The other customer had the effect of causing Constance to pop up from her cloistral corner. Constance had been there all the time, but of course, though she heard the remembered voice, her maidenliness had not permitted that she should show herself to Mr. Scales.
Now, as he was leaving, Mr. Scales saw her, with her agreeable snub nose and her kind, simple eyes. She was requesting the second customer to mount to the showroom, where was Miss Sophia. Mr. Scales hesitated a moment, and in that moment Constance, catching his eye, smiled upon him, and nodded. What else could she do? Vaguely aware though she was that her mother was not 'set up' with Mr. Scales, and even feared the possible influence of the young man on Sophia, she could not exclude him from her general benevolence towards the universe. Moreover, she liked him; she liked him very much and thought him a very fine specimen of a man.
He left the door and went across to her. They shook hands and opened a conversation instantly; for Constance, while retaining all her modesty, had lost all her shyness in the shop, and could chatter with anybody.
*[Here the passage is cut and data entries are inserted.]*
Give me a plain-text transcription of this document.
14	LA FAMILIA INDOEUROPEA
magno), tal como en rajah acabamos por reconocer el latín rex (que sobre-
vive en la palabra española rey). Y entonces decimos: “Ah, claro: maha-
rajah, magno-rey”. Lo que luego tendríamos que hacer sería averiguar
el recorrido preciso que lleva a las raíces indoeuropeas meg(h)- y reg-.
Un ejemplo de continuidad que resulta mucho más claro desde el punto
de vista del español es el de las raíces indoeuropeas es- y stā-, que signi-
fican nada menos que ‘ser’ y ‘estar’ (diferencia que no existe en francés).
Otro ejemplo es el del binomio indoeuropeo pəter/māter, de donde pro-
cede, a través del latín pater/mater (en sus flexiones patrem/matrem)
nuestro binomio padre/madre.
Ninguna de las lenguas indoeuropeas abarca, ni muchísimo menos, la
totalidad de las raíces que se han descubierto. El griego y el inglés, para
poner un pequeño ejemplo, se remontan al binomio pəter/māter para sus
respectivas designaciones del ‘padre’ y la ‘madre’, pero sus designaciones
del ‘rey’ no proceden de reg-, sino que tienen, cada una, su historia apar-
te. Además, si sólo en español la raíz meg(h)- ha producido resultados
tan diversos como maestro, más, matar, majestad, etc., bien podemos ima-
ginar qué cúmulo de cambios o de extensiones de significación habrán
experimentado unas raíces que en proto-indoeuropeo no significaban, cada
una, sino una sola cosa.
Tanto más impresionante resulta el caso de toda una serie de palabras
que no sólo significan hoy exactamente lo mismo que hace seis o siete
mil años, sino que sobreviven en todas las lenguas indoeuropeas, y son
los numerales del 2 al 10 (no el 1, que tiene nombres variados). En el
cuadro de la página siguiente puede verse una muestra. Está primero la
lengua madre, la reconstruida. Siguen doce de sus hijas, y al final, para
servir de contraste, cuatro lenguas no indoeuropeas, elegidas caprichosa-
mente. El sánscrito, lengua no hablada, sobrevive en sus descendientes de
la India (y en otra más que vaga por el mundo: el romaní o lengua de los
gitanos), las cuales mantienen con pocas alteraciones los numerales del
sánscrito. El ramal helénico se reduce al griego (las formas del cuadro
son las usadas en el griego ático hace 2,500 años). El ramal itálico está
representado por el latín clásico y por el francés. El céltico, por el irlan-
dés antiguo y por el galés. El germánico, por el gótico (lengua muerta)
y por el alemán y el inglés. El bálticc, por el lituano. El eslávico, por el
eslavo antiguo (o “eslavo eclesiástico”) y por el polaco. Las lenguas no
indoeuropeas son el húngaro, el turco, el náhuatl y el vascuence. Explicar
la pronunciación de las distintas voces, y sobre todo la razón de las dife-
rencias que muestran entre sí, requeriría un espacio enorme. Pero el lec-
She sidled towards her corner, precisely as Sophia had done on another occasion, and Mr. Scales put his chin over the screening boxes, and eagerly prosecuted the conversation.
There was absolutely nothing in the fact of the interview itself to cause alarm to a mother, nothing to render futile the precautions of Mrs. Baines on behalf of the flower of Sophia's innocence. And yet it held danger for Mrs. Baines, all unconscious in her parlour. Mrs.
Baines could rely utterly on Constance not to be led away by the dandiacal charms of Mr. Scales (she knew in what quarter sat the wind for Constance); in her plan she had forgotten nothing, except Mr.
Povey; and it must be said that she could not possibly have foreseen the effect on the situation of Mr. Povey's character.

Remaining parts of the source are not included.